Schauner admits the bridge would allow officials to "rethink" the trafficway issue. But he concedes the project isn't on any approved plans by the Kansas Department of Transportation or the Kansas Turnpike Authority.
The benefits of the bridge, though, are obvious, Schauner said. It would create a new connection between Kansas Highway 10 and Interstate 70. And it would provide a new route for motorists to travel between Topeka and southern Johnson County, which has been a major objective of the South Lawrence Trafficway.
Johnson said the community should keep its efforts focused on the trafficway because construction is already two-thirds complete, and a federal permit has been issued to build the road through the Baker Wetlands. Local leaders now are waiting for KDOT officials to garner the necessary funding and fend off an all but certain lawsuit from environmentalists once work begins.

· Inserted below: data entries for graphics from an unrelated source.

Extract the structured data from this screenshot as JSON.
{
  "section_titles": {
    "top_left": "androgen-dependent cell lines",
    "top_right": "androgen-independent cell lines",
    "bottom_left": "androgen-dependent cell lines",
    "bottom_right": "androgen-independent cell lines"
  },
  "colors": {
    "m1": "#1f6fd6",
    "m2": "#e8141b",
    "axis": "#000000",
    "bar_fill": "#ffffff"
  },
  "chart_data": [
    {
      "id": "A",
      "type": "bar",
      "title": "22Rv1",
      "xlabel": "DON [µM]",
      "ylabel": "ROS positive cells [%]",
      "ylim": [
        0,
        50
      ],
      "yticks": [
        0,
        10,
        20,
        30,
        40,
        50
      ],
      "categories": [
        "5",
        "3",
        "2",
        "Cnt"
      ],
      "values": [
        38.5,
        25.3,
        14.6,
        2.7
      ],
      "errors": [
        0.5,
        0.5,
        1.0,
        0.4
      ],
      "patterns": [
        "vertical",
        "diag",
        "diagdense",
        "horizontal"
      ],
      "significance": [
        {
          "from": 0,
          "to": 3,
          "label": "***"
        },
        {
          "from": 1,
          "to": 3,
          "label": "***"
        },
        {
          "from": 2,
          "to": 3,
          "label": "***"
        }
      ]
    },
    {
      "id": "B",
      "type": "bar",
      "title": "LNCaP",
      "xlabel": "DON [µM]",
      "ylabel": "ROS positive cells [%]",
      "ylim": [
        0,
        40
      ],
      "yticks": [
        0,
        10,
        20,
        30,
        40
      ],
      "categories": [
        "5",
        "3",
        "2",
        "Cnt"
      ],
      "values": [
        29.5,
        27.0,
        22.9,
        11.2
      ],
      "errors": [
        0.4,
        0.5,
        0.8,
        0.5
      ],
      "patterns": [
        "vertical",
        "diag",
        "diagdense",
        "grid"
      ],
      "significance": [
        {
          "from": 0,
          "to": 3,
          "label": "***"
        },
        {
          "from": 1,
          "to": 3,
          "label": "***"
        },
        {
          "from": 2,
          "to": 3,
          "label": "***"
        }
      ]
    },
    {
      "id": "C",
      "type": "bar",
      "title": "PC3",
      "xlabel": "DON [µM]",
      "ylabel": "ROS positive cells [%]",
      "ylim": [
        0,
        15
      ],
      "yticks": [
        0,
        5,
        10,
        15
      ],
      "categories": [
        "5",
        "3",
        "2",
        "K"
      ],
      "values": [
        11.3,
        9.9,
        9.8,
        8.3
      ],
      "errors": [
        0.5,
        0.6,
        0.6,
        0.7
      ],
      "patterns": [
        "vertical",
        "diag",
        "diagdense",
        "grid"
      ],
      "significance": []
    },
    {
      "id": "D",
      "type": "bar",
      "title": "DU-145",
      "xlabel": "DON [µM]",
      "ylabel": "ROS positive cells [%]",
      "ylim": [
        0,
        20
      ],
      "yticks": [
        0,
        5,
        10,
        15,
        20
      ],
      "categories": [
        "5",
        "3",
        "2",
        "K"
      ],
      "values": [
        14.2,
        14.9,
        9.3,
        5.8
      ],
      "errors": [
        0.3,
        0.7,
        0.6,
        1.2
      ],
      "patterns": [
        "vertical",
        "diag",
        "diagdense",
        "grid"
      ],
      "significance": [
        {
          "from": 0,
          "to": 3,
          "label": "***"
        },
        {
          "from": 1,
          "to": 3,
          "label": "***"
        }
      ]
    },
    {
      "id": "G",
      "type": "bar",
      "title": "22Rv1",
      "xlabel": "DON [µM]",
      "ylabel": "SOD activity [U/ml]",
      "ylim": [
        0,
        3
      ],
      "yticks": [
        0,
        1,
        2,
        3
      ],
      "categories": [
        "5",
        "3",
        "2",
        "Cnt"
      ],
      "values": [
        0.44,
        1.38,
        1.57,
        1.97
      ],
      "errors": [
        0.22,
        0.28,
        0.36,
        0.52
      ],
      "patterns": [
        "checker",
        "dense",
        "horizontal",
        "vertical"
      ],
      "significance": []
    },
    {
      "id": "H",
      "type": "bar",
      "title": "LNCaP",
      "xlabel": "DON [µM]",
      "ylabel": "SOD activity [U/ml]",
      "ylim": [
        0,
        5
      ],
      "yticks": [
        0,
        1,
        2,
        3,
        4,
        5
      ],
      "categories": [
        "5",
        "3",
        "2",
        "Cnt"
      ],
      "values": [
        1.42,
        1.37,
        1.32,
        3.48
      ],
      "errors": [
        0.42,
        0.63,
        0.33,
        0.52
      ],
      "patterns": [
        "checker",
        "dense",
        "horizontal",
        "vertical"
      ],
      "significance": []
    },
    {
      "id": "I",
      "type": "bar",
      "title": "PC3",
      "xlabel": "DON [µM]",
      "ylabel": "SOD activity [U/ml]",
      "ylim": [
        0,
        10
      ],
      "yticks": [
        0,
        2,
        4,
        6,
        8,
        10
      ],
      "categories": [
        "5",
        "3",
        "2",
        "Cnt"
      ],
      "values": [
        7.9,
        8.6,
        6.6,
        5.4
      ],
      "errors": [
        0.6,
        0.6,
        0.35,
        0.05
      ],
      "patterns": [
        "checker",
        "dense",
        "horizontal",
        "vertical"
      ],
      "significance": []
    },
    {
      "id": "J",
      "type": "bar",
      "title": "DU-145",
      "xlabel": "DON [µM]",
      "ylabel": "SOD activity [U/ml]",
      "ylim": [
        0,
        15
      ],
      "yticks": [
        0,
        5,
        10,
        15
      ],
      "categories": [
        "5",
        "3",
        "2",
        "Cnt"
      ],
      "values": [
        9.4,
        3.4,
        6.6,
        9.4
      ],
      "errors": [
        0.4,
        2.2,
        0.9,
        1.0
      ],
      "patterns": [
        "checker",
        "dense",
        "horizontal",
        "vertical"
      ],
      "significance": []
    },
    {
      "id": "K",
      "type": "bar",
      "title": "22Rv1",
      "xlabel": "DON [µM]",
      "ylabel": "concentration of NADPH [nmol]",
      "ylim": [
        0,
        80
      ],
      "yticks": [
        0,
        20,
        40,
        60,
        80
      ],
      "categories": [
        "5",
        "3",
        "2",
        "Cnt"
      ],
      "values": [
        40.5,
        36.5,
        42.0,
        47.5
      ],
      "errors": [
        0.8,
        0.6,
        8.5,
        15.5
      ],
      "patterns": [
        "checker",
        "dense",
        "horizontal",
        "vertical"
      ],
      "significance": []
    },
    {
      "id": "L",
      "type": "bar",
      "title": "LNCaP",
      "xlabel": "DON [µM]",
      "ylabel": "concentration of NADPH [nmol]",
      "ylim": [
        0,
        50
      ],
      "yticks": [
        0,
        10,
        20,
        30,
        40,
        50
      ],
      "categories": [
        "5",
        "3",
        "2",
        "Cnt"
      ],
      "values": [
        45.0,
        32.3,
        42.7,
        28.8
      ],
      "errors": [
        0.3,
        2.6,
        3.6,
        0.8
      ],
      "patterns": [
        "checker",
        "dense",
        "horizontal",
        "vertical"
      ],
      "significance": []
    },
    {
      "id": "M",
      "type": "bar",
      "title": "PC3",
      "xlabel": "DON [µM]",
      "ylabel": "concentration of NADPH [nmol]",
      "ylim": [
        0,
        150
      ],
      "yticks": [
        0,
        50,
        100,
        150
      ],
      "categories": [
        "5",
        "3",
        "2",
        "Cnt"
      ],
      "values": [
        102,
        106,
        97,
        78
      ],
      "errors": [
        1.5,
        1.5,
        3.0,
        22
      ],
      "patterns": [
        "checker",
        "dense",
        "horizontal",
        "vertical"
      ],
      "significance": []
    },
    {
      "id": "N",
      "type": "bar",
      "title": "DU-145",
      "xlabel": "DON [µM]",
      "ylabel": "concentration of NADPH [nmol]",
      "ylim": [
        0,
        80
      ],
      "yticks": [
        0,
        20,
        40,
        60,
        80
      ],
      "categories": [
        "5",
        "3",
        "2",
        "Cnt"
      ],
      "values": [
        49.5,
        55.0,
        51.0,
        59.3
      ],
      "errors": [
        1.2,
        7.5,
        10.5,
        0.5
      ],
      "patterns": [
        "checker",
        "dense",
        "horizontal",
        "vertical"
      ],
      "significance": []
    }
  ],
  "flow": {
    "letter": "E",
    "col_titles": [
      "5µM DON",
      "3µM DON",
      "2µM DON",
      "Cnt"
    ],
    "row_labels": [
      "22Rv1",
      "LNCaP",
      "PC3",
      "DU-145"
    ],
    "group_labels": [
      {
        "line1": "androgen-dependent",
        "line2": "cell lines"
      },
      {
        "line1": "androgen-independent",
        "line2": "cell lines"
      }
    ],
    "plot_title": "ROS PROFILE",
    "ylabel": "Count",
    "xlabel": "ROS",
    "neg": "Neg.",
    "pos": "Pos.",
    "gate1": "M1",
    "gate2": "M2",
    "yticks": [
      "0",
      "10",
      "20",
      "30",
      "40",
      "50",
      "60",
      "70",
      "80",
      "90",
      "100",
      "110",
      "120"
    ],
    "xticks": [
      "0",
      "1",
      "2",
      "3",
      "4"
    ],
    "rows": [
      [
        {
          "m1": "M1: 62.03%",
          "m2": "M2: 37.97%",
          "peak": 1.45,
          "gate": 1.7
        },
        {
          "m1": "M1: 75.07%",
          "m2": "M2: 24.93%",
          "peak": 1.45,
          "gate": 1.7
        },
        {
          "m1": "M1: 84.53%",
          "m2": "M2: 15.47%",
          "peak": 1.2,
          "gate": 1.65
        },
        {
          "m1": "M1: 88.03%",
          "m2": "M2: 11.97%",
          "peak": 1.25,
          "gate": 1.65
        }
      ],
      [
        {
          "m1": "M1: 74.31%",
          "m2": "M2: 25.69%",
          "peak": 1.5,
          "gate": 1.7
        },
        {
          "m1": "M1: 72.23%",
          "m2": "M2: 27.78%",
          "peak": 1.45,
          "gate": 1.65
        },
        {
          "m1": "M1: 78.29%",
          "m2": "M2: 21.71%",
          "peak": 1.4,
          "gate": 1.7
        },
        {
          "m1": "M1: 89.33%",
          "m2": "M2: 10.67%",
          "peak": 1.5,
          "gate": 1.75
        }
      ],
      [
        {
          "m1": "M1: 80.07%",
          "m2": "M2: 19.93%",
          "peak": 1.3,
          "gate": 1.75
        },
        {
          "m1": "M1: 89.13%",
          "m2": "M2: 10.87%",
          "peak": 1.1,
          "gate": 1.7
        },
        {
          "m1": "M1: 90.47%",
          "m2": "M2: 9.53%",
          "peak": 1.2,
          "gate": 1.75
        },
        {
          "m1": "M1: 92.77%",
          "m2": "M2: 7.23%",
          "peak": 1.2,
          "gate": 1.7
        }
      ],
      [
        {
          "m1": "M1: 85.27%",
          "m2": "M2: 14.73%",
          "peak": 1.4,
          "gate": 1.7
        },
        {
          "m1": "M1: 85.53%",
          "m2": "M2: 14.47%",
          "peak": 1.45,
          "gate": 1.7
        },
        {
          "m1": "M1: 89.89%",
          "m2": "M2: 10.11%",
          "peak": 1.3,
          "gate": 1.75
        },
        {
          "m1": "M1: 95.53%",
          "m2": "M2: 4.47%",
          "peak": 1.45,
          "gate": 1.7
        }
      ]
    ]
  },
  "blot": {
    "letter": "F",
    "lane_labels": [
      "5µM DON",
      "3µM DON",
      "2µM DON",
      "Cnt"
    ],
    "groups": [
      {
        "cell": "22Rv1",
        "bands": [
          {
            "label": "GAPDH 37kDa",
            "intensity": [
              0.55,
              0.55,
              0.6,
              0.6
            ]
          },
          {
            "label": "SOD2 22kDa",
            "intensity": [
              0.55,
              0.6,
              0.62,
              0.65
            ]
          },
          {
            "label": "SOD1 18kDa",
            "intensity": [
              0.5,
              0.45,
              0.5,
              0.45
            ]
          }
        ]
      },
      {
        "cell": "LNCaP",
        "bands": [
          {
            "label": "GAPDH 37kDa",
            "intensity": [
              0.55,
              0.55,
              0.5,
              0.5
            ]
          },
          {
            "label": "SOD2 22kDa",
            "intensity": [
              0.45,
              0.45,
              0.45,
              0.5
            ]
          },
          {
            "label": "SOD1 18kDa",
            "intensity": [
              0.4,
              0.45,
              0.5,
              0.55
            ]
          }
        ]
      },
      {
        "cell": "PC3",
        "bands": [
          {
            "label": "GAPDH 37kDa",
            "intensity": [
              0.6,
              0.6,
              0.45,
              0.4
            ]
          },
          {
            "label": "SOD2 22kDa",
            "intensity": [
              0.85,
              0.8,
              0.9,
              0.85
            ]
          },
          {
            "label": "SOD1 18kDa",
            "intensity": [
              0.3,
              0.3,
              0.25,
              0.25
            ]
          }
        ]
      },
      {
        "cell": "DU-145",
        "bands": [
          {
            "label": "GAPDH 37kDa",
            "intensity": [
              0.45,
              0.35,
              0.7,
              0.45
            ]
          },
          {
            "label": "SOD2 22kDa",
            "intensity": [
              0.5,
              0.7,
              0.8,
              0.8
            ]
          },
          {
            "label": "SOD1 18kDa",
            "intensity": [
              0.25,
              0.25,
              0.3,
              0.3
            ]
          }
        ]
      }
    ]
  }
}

"I would say we're moving, albeit ever so slowly, towards the completion of the eastern leg of the trafficway," Johnson said. "I think it is just inevitable."
KDOT leaders are somewhere in the middle of this debate. Terry Heidner, director of planning and development for KDOT, said the idea was intriguing.
"It is certainly not on anybody's radar in terms of any construction dollars or even active planning," Heidner said. "But there are people here, like myself, who believe it needs to be thought about. So it is not like we're oblivious to the idea."
It's certain to be an expensive idea, though. Heidner said it was difficult to estimate a cost for the bridge but said it would easily be tens of millions of dollars and could approach $100 million.
Schauner agreed that the project would take a "boat-load" of money. Funding could be raised, he said, using tolls.
"In a day when everybody is looking to keep taxes down, it makes sense to me to look for alternative financing," Schauner said. "The one way that makes the most sense to me is to let the user pay."
Those users, he noted, would include out-of-state drivers.
"Kansans are going to have to pay for roads one way or the other," Schauner said. "Why not let people from outside the state pay part of the freight?"
But Johnson suggested that the vast majority of traffic on the bridge would be local. He said a more likely scenario would be for the state to seek greater amounts of local tax dollars to help design and build the project.
"That would mean millions of dollars of local money spent in the development phase of this project, and that really isn't going to happen," Johnson said.
Heidner said both men probably are right to a degree.
The state must find new ways to pay for roads as gasoline tax revenues become stagnant, he said, and tolls are among the options. But few locations have enough traffic to justify that method, he said.
Schauner isn't sure how far his idea will fly.
"I'm saying it is time to have the conversation on it," he said. "Actually, I think it is past time to have the conversation on it. It seems like it is a no-brainer to me."